La Resolución 1425/MEDGC/25, presentada como una "actualización administrativa", es en realidad un mecanismo de desresponsabilización estatal. Los aproximadamente 30 bachilleratos populares que funcionan bajo la figura de Unidades de Gestión Educativa Experimental (UGEE) deben firmar un "convenio de colaboración" que precariza aún más el trabajo docente y desconoce compromisos históricos del Estado. Estos espacios, ubicados en barrios postergados, atienden principalmente a trabajadores precarizados, vecinos de villas y mujeres jefas de hogar.
La comunidad educativa ya comenzó a organizar la resistencia. El Bachillerato Popular 2 de Diciembre de Barracas, que funciona hace 18 años en la Escuela República de Haití, convocó a un abrazo simbólico con organizaciones barriales, sindicatos y centros de estudiantes. "No vamos a permitir que vacíen este bachillerato por donde pasaron cientos de estudiantes a los que les cambió la vida", declaró una ex alumna durante la protesta.
El bloque del FIT en la Legislatura porteña presentó un pedido de informes para indagar este nuevo vaciamiento educativo. La diputada Vanina Biasi denunció que el gobierno pretende que docentes y organizaciones asuman costos que corresponden al Estado, incluyendo mantenimiento y seguros. El convenio establecido por el Ministerio de Educación ni siquiera garantiza el 100% de los salarios docentes y vence en 2027, lo que compromete ciclos educativos completos de tres años.
Este ataque no es novedoso en la trayectoria macrista.
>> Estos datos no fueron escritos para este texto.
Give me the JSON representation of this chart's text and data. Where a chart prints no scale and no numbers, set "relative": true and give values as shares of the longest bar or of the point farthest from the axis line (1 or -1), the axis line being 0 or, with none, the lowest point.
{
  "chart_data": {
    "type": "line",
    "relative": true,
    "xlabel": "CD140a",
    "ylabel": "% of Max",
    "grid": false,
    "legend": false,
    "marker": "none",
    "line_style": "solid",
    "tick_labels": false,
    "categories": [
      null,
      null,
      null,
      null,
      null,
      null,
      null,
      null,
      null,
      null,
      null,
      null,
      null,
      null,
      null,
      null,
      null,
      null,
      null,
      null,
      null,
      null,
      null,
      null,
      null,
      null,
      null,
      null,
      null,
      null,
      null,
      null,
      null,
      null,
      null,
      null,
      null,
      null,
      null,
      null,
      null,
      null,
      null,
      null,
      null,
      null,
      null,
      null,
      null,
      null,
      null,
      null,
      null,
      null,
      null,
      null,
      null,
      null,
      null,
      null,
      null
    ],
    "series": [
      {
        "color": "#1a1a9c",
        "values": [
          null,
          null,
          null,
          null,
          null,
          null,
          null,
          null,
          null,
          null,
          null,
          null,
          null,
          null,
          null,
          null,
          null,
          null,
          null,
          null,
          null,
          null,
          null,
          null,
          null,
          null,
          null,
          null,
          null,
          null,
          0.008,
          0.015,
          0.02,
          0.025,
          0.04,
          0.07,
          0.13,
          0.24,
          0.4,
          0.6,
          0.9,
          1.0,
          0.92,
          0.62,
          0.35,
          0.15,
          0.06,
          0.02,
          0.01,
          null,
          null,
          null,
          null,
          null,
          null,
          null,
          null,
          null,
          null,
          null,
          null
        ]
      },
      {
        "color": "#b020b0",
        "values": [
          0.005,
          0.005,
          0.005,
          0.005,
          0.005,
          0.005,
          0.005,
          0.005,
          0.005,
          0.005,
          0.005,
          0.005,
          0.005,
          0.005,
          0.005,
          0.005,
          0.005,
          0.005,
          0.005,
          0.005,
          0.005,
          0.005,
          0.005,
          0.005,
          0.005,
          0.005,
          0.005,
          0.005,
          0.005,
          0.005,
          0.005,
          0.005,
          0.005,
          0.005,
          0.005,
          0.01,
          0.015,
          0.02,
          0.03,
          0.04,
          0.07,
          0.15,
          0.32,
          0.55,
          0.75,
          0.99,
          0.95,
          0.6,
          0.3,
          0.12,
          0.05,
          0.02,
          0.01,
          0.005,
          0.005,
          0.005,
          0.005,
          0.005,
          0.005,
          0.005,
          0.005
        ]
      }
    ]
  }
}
Ya en 2023 se filtró una resolución similar firmada por la entonces ministra Soledad Acuña, demostrando que el desmantelamiento de la educación popular responde a una política de larga data del PRO. La Unión de Trabajadores de la Educación (UTE-Ctera) había advertido sobre esta situación en noviembre pasado, rechazando la resolución por exceder los requerimientos normativos anteriores.
La ofensiva contra los bachilleratos populares revela la verdadera cara de un proyecto político que concibe la educación como mercancía y no como derecho. En tiempos donde la inclusión educativa debería fortalecerse, el macrismo porteño opta por profundizar la exclusión, demostrando que su compromiso con los sectores populares es tan frágil como sus argumentos sobre baja natalidad. La resistencia que se organiza en Barracas y otros barrios podría marcar un punto de inflexión en la defensa de la educación pública como espacio de transformación social.